I have API endpoints which require a user to hold a specific role. Therefore, in some of my tests I attempt to reach these endpoints and expect a 401 error, however I get 200. I am using MockMvc to perform the calls.
The following are some snippets of the controller class with one of the methods that I am testing:
@RestController
public class MyController {
@GetMapping("/getcurrentuser")
public User getCurrent() {
...code
}
}
The following is my test class (only showing the respective test method and variables):
@RunWith(SpringRunner.class)
@WebMvcTest(MyController.class)
@ContextConfiguration(classes = MyController.class)

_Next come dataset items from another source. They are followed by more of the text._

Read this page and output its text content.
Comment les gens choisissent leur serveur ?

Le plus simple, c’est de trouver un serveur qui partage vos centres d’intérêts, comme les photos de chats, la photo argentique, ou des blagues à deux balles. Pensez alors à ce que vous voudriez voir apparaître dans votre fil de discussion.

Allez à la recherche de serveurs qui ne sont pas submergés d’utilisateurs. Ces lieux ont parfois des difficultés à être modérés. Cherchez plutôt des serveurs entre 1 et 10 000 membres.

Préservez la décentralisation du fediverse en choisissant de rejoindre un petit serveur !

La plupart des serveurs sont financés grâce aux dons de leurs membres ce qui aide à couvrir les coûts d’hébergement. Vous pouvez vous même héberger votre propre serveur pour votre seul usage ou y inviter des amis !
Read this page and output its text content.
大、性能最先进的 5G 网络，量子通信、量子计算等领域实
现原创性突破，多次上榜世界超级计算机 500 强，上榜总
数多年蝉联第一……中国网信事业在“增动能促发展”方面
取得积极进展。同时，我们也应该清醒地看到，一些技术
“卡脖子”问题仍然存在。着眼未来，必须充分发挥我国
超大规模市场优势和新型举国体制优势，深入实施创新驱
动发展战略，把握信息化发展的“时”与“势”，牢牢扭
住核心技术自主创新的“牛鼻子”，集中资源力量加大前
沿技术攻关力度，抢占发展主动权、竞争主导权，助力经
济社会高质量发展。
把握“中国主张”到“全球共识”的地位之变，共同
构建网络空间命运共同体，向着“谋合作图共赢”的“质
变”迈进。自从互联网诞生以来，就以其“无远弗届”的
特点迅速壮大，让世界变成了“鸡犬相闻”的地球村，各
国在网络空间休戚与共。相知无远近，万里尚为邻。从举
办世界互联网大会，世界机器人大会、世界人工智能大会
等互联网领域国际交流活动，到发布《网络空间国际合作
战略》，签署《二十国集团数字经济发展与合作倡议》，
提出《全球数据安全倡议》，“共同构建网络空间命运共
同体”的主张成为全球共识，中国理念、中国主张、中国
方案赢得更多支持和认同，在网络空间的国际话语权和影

public class MyControllerTest {
@Autowired
private MockMvc mockMvc;
@Test
public void testGetCurrentFailedDueToIncorrectRole() throws Exception {
mockMvc.perform(get("/api/getcurrentuser")
.with(user(USER_NAME).password(PASSWORD)))
.andExpect(status().isUnauthorized());
}
}
I have also have a spring security config class, however I'm not sure if it's being brought into context in this test (sorry I'm still fairly new to spring and unit testing). Inside this class I have the following line of code:
.antMatchers("/api/**").hasAnyRole("ADMIN", "READ_ONLY")
The test showed previously fails, as I said I get 200. Now at this point I think that I'm doing something wrong in the configuration of this test and that is why roles are not being accounted for. Or maybe I am confused on how the ".with" part works.
Any form of help would be appreciated.